Nigerian Oil Production Cut by 20% by Gangster Violence

Nigerian oil production has been cut by 20% over recent weeks by the violent activities of a gangster organization in the Niger Delta. Nigeria produces 8% of the world's oil. The gangsters have, since Jan. 11, been operating without visible leaders under the name of the Movement for the Emancipation of the Niger Delta (MEND).

It is armed by large, well-organized crude-oil theft operations (which already take 10% or more of Nigerian oil). The oil thieves operate from the Gulf of Guinea down the west coast of Africa.

The violence in the Niger Delta for which MEND takes credit, has so far included the blowing up of oil platforms, kidnapping two batches of foreign oil workers, and a bank robbery—and it credibly promises much worse. Its program is the same as that of Dokubo Asari, who was arrested for treason on Sept. 20, 2005, for promoting separatism. MEND claims not to be Asari's organization, but demands his release. A front group for MEND is the Ijaw Institute of Strategic Studies, whose website is hosted on a Yahoo server in Britain.

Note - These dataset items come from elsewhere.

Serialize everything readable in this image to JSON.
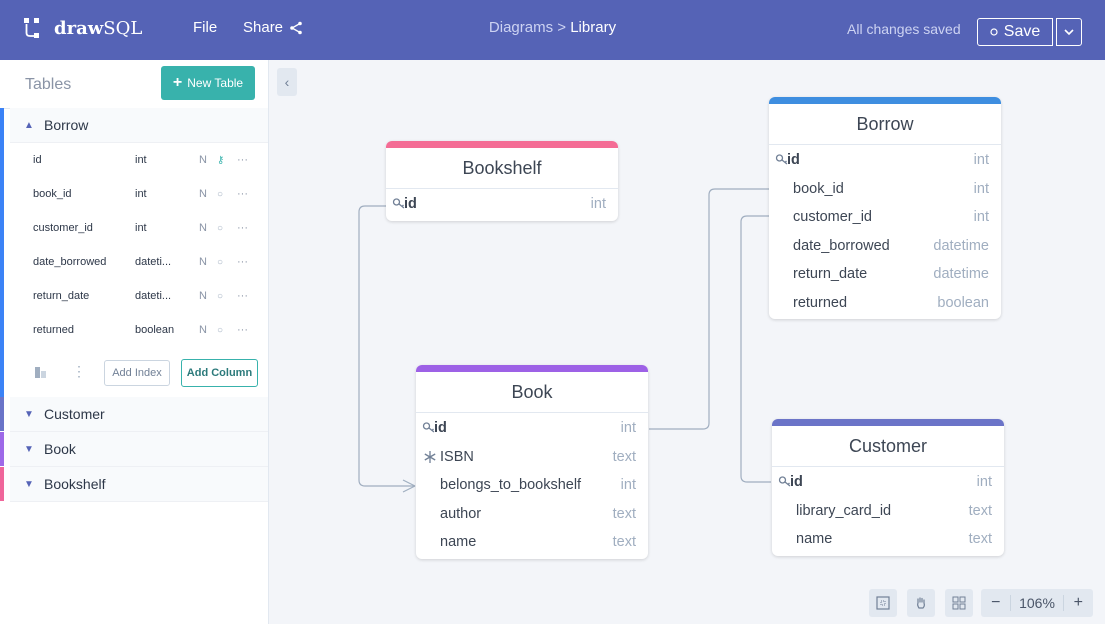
{
  "app": {
    "logo_bold": "draw",
    "logo_light": "SQL"
  },
  "menu": {
    "file": "File",
    "share": "Share"
  },
  "breadcrumb": {
    "parent": "Diagrams",
    "separator": ">",
    "current": "Library"
  },
  "status": {
    "saved": "All changes saved"
  },
  "save": {
    "label": "Save"
  },
  "sidebar": {
    "title": "Tables",
    "new_table": "New Table",
    "expanded_table": {
      "name": "Borrow",
      "color": "#3b82f6",
      "columns": [
        {
          "name": "id",
          "type": "int",
          "nullable": "N",
          "key": "pk"
        },
        {
          "name": "book_id",
          "type": "int",
          "nullable": "N",
          "key": "none"
        },
        {
          "name": "customer_id",
          "type": "int",
          "nullable": "N",
          "key": "none"
        },
        {
          "name": "date_borrowed",
          "type": "dateti...",
          "nullable": "N",
          "key": "none"
        },
        {
          "name": "return_date",
          "type": "dateti...",
          "nullable": "N",
          "key": "none"
        },
        {
          "name": "returned",
          "type": "boolean",
          "nullable": "N",
          "key": "none"
        }
      ],
      "add_index": "Add Index",
      "add_column": "Add Column"
    },
    "collapsed_tables": [
      {
        "name": "Customer",
        "color": "#6b74c8"
      },
      {
        "name": "Book",
        "color": "#9f6ae8"
      },
      {
        "name": "Bookshelf",
        "color": "#f0669a"
      }
    ]
  },
  "diagram": {
    "tables": [
      {
        "name": "Bookshelf",
        "color": "#f46c95",
        "columns": [
          {
            "name": "id",
            "type": "int",
            "pk": true
          }
        ]
      },
      {
        "name": "Borrow",
        "color": "#3e8ee0",
        "columns": [
          {
            "name": "id",
            "type": "int",
            "pk": true
          },
          {
            "name": "book_id",
            "type": "int"
          },
          {
            "name": "customer_id",
            "type": "int"
          },
          {
            "name": "date_borrowed",
            "type": "datetime"
          },
          {
            "name": "return_date",
            "type": "datetime"
          },
          {
            "name": "returned",
            "type": "boolean"
          }
        ]
      },
      {
        "name": "Book",
        "color": "#9d61e6",
        "columns": [
          {
            "name": "id",
            "type": "int",
            "pk": true
          },
          {
            "name": "ISBN",
            "type": "text",
            "unique": true
          },
          {
            "name": "belongs_to_bookshelf",
            "type": "int"
          },
          {
            "name": "author",
            "type": "text"
          },
          {
            "name": "name",
            "type": "text"
          }
        ]
      },
      {
        "name": "Customer",
        "color": "#6b74c8",
        "columns": [
          {
            "name": "id",
            "type": "int",
            "pk": true
          },
          {
            "name": "library_card_id",
            "type": "text"
          },
          {
            "name": "name",
            "type": "text"
          }
        ]
      }
    ]
  },
  "zoom": {
    "level": "106%",
    "minus": "−",
    "plus": "+"
  }
}
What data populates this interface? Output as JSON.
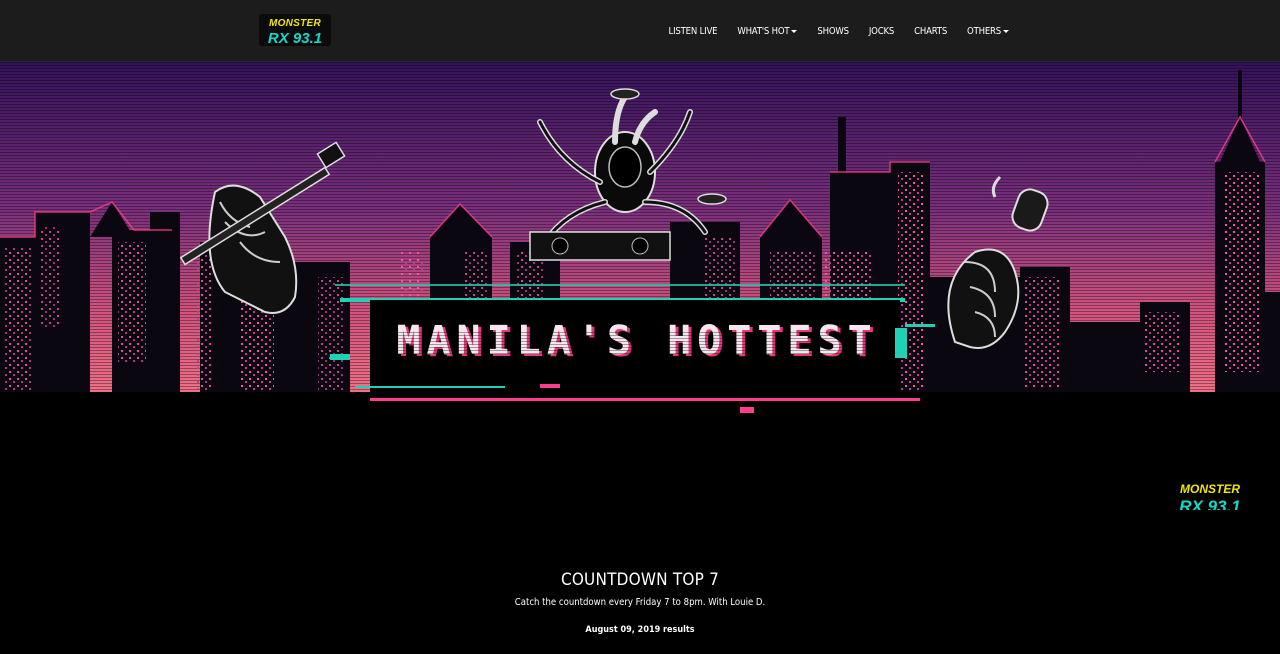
{
  "brand": {
    "logo_line1": "MONSTER",
    "logo_line2": "RX 93.1",
    "logo_yellow": "#f2e600",
    "logo_teal": "#14d7c8"
  },
  "nav": {
    "items": [
      {
        "label": "LISTEN LIVE",
        "dropdown": false
      },
      {
        "label": "WHAT'S HOT",
        "dropdown": true
      },
      {
        "label": "SHOWS",
        "dropdown": false
      },
      {
        "label": "JOCKS",
        "dropdown": false
      },
      {
        "label": "CHARTS",
        "dropdown": false
      },
      {
        "label": "OTHERS",
        "dropdown": true
      }
    ]
  },
  "hero": {
    "banner_text": "MANILA'S HOTTEST",
    "sky_top": "#3a1560",
    "sky_bottom": "#e05a8a",
    "accent_pink": "#ff3d8b",
    "accent_teal": "#1fd1b5",
    "corner_logo_line1": "MONSTER",
    "corner_logo_line2": "RX 93.1"
  },
  "countdown": {
    "title": "COUNTDOWN TOP 7",
    "subtitle": "Catch the countdown every Friday 7 to 8pm. With Louie D.",
    "date": "August 09, 2019 results"
  }
}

The Nigerian government's ability to respond militarily is hindered, because military, local government, and police in the region are woven into the theft operation by corruption. There is no development going on anywhere in Africa, so the government does not have economic incentives to offer as leverage to mobilize the desperately poor population and the institutions against the gangsters.